I never got anything done, until I stopped looking for collaboration, and set out on my own.

I tried making a game with someone else twice now. Both times they underperformed, and eventually just stopped contributing altogether. It's solo for me from now on.

Having the “right” (as in the one that works for you, bad or good) people aren't easy, and most of the time, time-consuming. Perhaps the ideal of dedicating time towards the same goal is too exhausting in a long term?
Time goes by, everyone needs/forced to change, and finding anything that fits their own schedule seem to be a better preference?
Even in online games, being a team leader to keep the members doing the same things every week seem to be already hard enough, and having a gamedev team is even harder to even think about?
Security over team synchronization issue?
They don't have money and the project is short/long enough to think it's worthless to do together?
Maybe it's just because the person has laptop that do pretty much of everything and so it can be done alone?
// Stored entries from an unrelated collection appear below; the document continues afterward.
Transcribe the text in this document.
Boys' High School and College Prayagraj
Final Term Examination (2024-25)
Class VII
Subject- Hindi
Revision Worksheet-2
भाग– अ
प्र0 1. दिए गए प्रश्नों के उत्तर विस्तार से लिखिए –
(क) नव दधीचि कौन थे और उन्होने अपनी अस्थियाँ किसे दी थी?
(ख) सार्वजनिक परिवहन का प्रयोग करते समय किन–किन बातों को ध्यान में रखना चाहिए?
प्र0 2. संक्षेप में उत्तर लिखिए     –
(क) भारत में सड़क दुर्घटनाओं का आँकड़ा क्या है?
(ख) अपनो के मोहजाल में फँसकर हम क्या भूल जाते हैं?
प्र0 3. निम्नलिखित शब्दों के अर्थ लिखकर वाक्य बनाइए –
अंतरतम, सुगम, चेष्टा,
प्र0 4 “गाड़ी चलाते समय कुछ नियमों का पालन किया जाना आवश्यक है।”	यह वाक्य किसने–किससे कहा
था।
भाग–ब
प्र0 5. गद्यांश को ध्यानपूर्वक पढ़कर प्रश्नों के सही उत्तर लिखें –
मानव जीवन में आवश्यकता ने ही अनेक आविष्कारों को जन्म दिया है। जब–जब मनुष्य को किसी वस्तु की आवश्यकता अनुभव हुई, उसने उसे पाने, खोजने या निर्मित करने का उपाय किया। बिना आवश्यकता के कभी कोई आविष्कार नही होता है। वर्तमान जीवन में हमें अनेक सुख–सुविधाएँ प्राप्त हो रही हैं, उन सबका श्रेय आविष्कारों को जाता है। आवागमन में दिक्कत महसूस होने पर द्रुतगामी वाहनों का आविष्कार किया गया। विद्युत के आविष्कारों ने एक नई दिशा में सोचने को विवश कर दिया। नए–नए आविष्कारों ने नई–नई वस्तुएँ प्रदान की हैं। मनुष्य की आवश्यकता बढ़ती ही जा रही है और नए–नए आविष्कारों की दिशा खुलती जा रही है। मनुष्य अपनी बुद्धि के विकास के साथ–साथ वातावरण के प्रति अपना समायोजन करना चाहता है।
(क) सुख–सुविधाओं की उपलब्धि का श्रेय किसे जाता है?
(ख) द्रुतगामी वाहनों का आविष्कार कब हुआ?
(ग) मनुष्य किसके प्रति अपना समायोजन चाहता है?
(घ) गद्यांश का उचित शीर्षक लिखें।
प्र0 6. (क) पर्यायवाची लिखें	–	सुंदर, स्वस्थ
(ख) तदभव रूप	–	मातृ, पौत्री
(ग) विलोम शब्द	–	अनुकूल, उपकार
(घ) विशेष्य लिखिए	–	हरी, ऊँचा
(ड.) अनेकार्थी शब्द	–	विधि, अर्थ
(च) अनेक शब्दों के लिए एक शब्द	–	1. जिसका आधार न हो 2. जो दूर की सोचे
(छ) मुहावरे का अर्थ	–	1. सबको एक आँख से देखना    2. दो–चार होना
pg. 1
I personally got older and older and my friends in real life have things on their own as time goes by so I go solo. I do believe having a team is a good way to go, but not at the moment cause I unfortunately also have more important things to do.

I want to control the direction and effort of my project without drama. I'm not getting paid for my work, and I may never be. It might as well be as enjoyable as possible.

dragonalumni said:
It might as well be as enjoyable as possible.

I find enjoyment in teams and socialization, being alone drives me and most others crazy?